Existe, assim, um elo evidente entre os dois romances. Mas se o primeiro Quincas Borba surge agora apenas para morrer e enriquecer Rubião, o segundo vem acompanhando–o todos os dias. Não fala, gane. É o cachorro do filósofo, "algo peludo e cor de café", a quem o dono deu seu nome. "Se eu morrer antes, como presumo, sobreviverei no nome de meu bom cachorro", justificou Quincas Borba a Rubião. Entre Rubião e o legado do criador de "Humanitas", erguia–se apenas uma condição: que cuidasse do cão com o mesmo carinho que dedicaria ao amigo que morrera. Tudo muito esquisito.

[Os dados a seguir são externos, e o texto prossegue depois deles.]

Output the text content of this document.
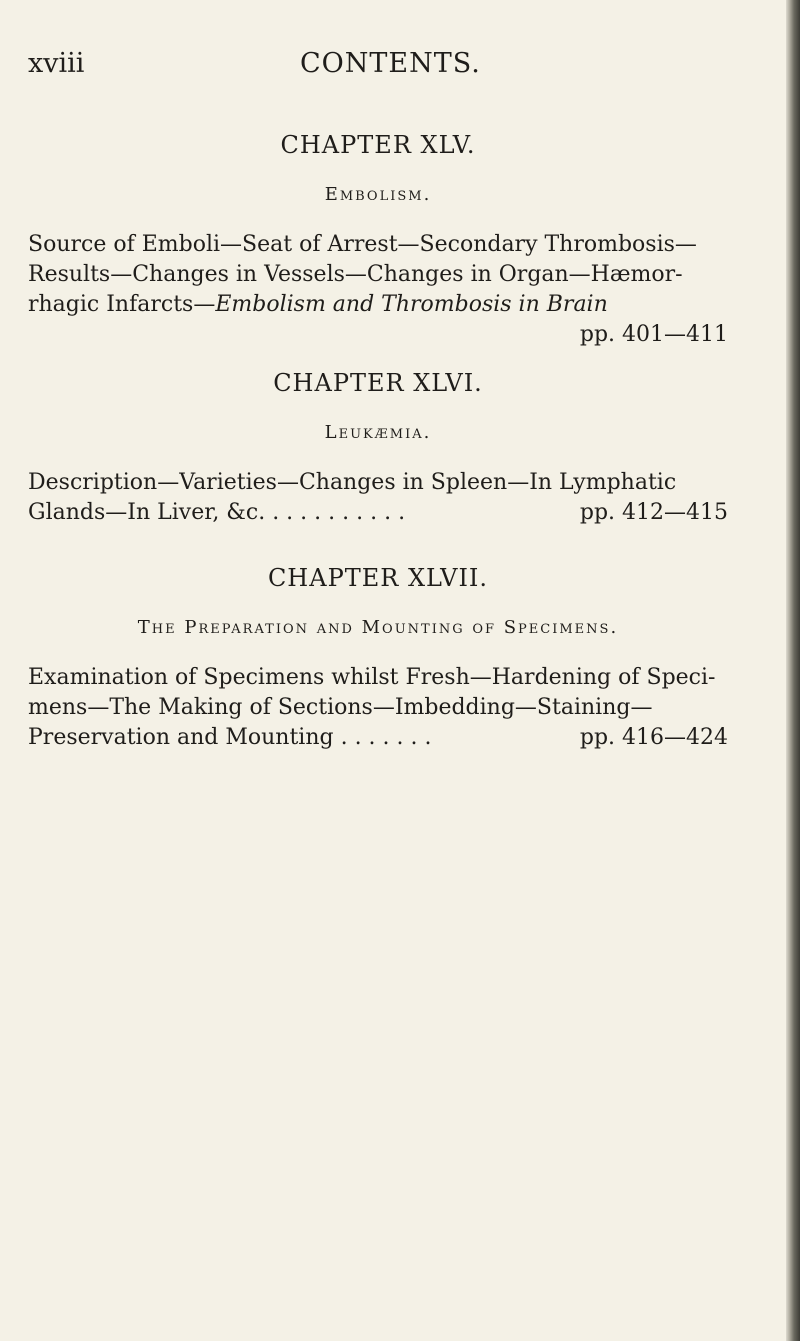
xviii	CONTENTS.
CHAPTER XLV.
Embolism.
Source of Emboli—Seat of Arrest—Secondary Thrombosis—
Results—Changes in Vessels—Changes in Organ—Hæmor-
rhagic Infarcts—Embolism and Thrombosis in Brain
pp. 401—411
CHAPTER XLVI.
Leukæmia.
Description—Varieties—Changes in Spleen—In Lymphatic
Glands—In Liver, &c. . . . . . . . . . .	pp. 412—415
CHAPTER XLVII.
The Preparation and Mounting of Specimens.
Examination of Specimens whilst Fresh—Hardening of Speci-
mens—The Making of Sections—Imbedding—Staining—
Preservation and Mounting . . . . . . .	pp. 416—424
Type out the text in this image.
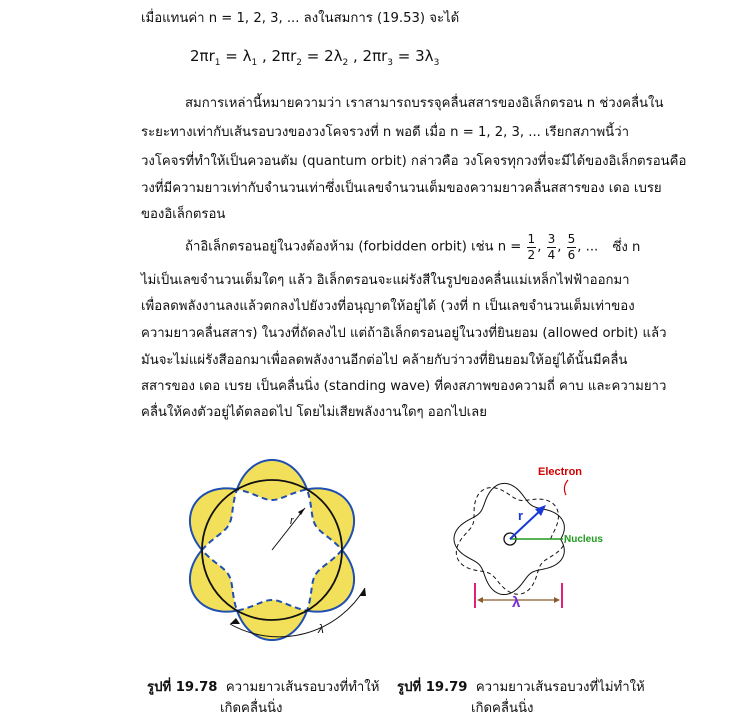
เมื่อแทนค่า n = 1, 2, 3, ... ลงในสมการ (19.53) จะได้
$2\pi r_1 = \lambda_1$ , $2\pi r_2 = 2\lambda_2$ , $2\pi r_3 = 3\lambda_3$
สมการเหล่านี้หมายความว่า เราสามารถบรรจุคลื่นสสารของอิเล็กตรอน n ช่วงคลื่นใน
ระยะทางเท่ากับเส้นรอบวงของวงโคจรวงที่ n พอดี เมื่อ n = 1, 2, 3, ... เรียกสภาพนี้ว่า
วงโคจรที่ทำให้เป็นควอนตัม (quantum orbit) กล่าวคือ วงโคจรทุกวงที่จะมีได้ของอิเล็กตรอนคือ
วงที่มีความยาวเท่ากับจำนวนเท่าซึ่งเป็นเลขจำนวนเต็มของความยาวคลื่นสสารของ เดอ เบรย
ของอิเล็กตรอน
ถ้าอิเล็กตรอนอยู่ในวงต้องห้าม (forbidden orbit) เช่น $n = \frac{1}{2}$ , $\frac{3}{4}$ , $\frac{5}{6}$ , ... ซึ่ง n
ไม่เป็นเลขจำนวนเต็มใดๆ แล้ว อิเล็กตรอนจะแผ่รังสีในรูปของคลื่นแม่เหล็กไฟฟ้าออกมา
เพื่อลดพลังงานลงแล้วตกลงไปยังวงที่อนุญาตให้อยู่ได้ (วงที่ n เป็นเลขจำนวนเต็มเท่าของ
ความยาวคลื่นสสาร) ในวงที่ถัดลงไป แต่ถ้าอิเล็กตรอนอยู่ในวงที่ยินยอม (allowed orbit) แล้ว
มันจะไม่แผ่รังสีออกมาเพื่อลดพลังงานอีกต่อไป คล้ายกับว่าวงที่ยินยอมให้อยู่ได้นั้นมีคลื่น
สสารของ เดอ เบรย เป็นคลื่นนิ่ง (standing wave) ที่คงสภาพของความถี่ คาบ และความยาว
คลื่นให้คงตัวอยู่ได้ตลอดไป โดยไม่เสียพลังงานใดๆ ออกไปเลย
r
λ
Electron
Nucleus
r
λ
รูปที่ 19.78 ความยาวเส้นรอบวงที่ทำให้
เกิดคลื่นนิ่ง
รูปที่ 19.79 ความยาวเส้นรอบวงที่ไม่ทำให้
เกิดคลื่นนิ่ง
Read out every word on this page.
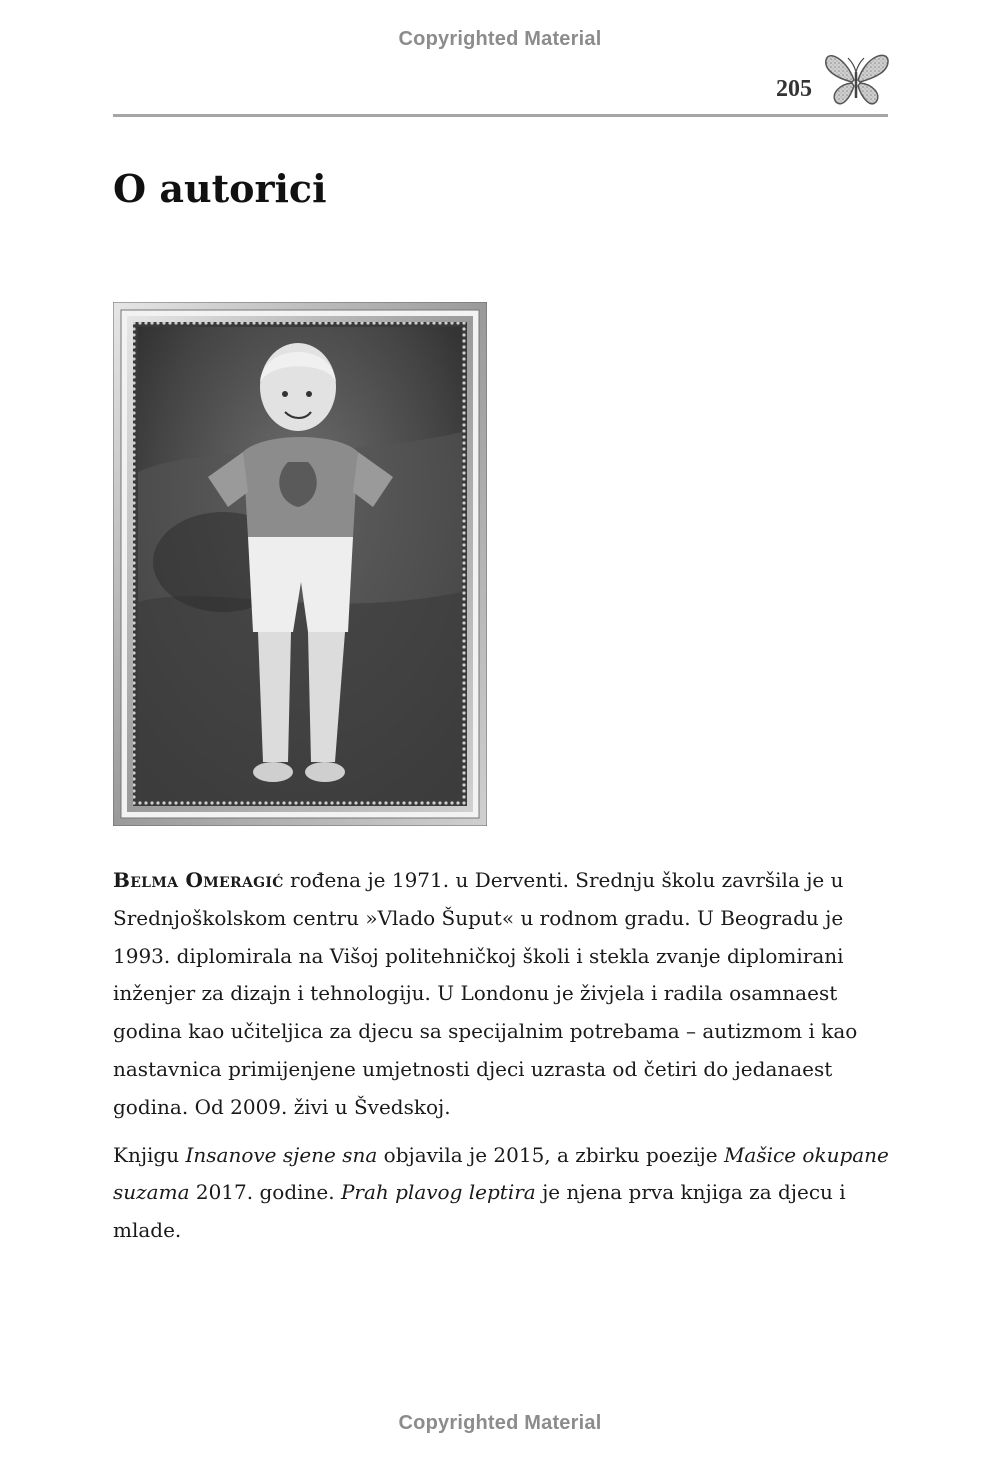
Copyrighted Material
205
O autorici

Belma Omeragić rođena je 1971. u Derventi. Srednju školu završila je u Srednjoškolskom centru »Vlado Šuput« u rodnom gradu. U Beogradu je 1993. diplomirala na Višoj politehničkoj školi i stekla zvanje diplomirani inženjer za dizajn i tehnologiju. U Londonu je živjela i radila osamnaest godina kao učiteljica za djecu sa specijalnim potrebama – autizmom i kao nastavnica primijenjene umjetnosti djeci uzrasta od četiri do jedanaest godina. Od 2009. živi u Švedskoj.

Knjigu Insanove sjene sna objavila je 2015, a zbirku poezije Mašice okupane suzama 2017. godine. Prah plavog leptira je njena prva knjiga za djecu i mlade.

Copyrighted Material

No capítulo trinta de Quincas Borba, Machado de Assis coloca–se na pele do leitor e faz um comentário revelador. "Arrenego de um autor que me diz tudo, que me não deixa colaborar no livro, com a minha própria imaginação", afirma. "A melhor página não é só a que se relê, é também a que a gente completa de si para si. "Não, ele não poderia perder uma oportunidade de dar mais um piparote nos devotos da escola realista, que têm no francês Emile ZoIa seu nome mais vistoso. A Machado repugna essa escola, com sua obsessão por mostrar a realidade tal como é, em seus menores detalhes, "com exação de inventário". Ele assestara já uma memorável pancada nos realistas ao fazer a crítica de O Primo Basílio, do português Eça de Queiroz, seguidor de Zola. "A nova poética só chegará à perfeição no dia em que nos disser o número exato de fios de que compõe um lenço de cambraia ou um esfregão da cozinha", esporeava então, Machado. Em que escola enquadrá–Io? Difícil. Aos derramamentos verbais dos românticos e à submissão dos parnasianos à forma, ele opõe a simplicidade. Talvez daqui a mais de um século os literatos ainda discutam a que escola pertence Machado de Assis.

Aos 50 anos de idade, o escritor desfruta sólida reputação. Desde 1883, uma biblioteca pública em ltajubá leva seu nome. "Chefe consagrado dos nossos literatos", "o primeiro de todos", "o único", reverenciam–no escritores como Raul Pompéia, Raimundo Correia e Olavo Bilac. Se fosse criada no Brasil uma academia de letras nos moldes da francesa, seria um poderoso candidato à presidência. Machado de Assis dificilmente terá sido o brasileiro mais feliz com o advento da República, assim como não compartilhara o entusiasmo dos abolicionistas em 13 de maio do ano passado. Não que seja um monarquista fanático, longe disso. É que, como escreveu numa crônica recente, desconfia que, atrás dos arroubos dos progressistas, escondem–se aproveitadores interessados em transformar a República recém–nascida numa "anarquia social, mental, moral, não sei mais qual".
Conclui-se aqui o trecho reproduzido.